Brian: And it is…
Brian: And it is respect for the rule of law in general. Sure there are many unjust laws but that doesn’t seem particularly relevant to whether or not we should respect the rule of law per se.
lirelou was explicitly using “accordance with the rule of law” as a grounds for restricting the decriminalization of immigration, apparently because the restrictions under which immigrants have been suffering up until this point must continue to be enforced, just to be fair, or something. It does seem to me that this is one thing that people sometimes mean when they talk about respect for the rule of law — that is, systematically and carefully enforcing the terms of actually existing laws, whether or not they are just. The idea is that if you refuse to enforce a law based on your substantive disagreement with it, you are corrupting the legal process by inserting arbitrary discretion into what should be an impersonal mechanism. If that is what is meant, then it ought to be clear that “the rule of law” deserves respect only to the extent that, and in such cases as, the laws being enforced actually are just laws: consistency in justice is a virtue, but consistency in evil is only relentlessness. Where the promulgated law is unjust it should be ignored or defied, as openly, in as many cases, and by as many officials, as possible, since scrupulous enforcement of unjust laws just means scrupulous criminality against the innocent, and to hell with anything that says otherwise.

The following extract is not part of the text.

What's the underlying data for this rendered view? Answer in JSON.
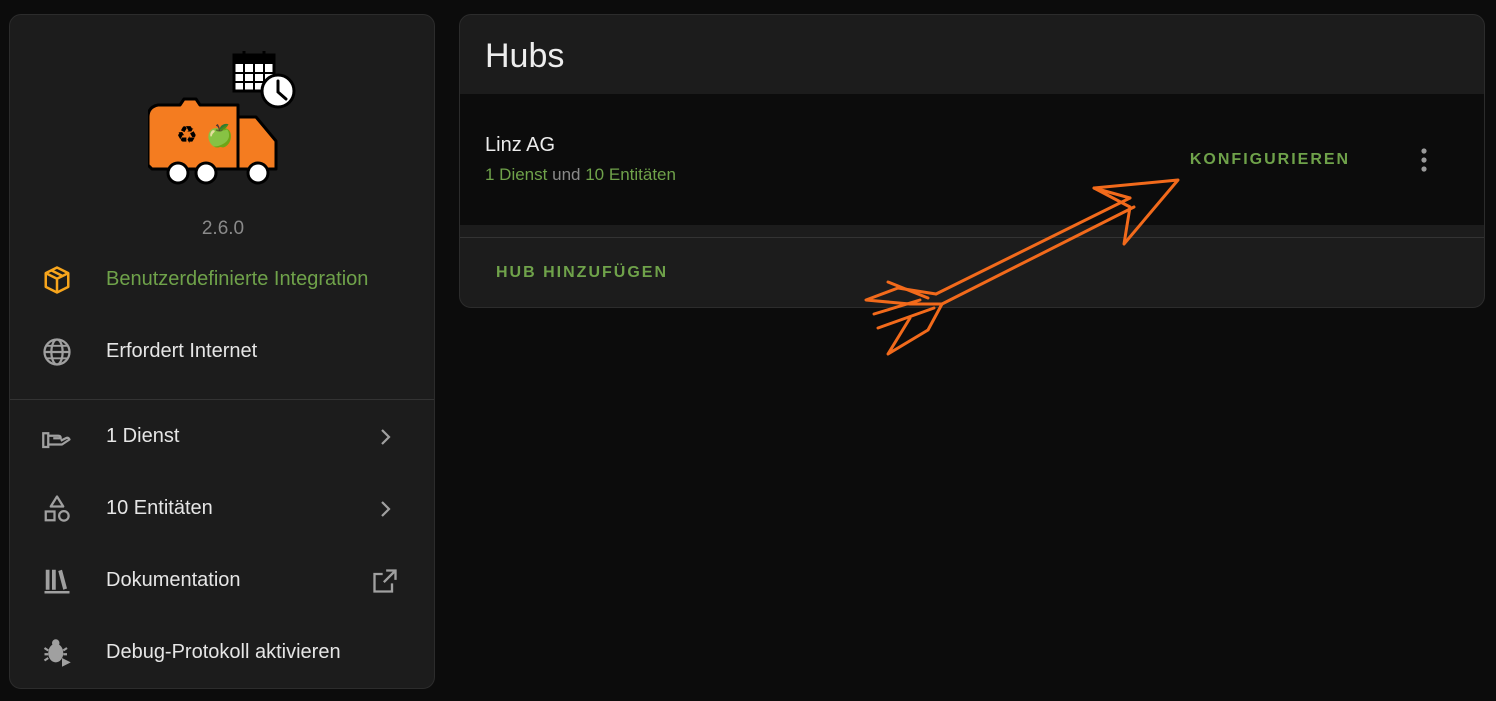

It may be that you have something different in mind when you say that you respect the rule of law. The phrase is a pretty fluid one, and more than one meaning has been assigned to it. For example, maybe you mean the (perfectly respectable) idea that the grounds for an act of legal force should be public, consistent, and general. Or maybe you mean something else. But if that’s the case, then given the argumentative context in which lirelou was using the phrase, I doubt that (s)he and you mean the same thing by it.
Randall: The liberal tradition incorporates both respect for the rule of law and refusal to comply with unjust laws.
Well. The fact that a tradition incorporates two claims does not guarantee that the claims are actually compatible with one another. Maybe the tradition is making incoherent demands. Lots of traditions do.
That said, I’d need to know more of what you mean by “the rule of law” to say anything substantial here, for reasons similar to the ones I outlined above. If it means that you should comply with just laws and ignore or defy unjust ones, then I wonder whether you’re using “the rule of law” as anything other than another name for political justice as such.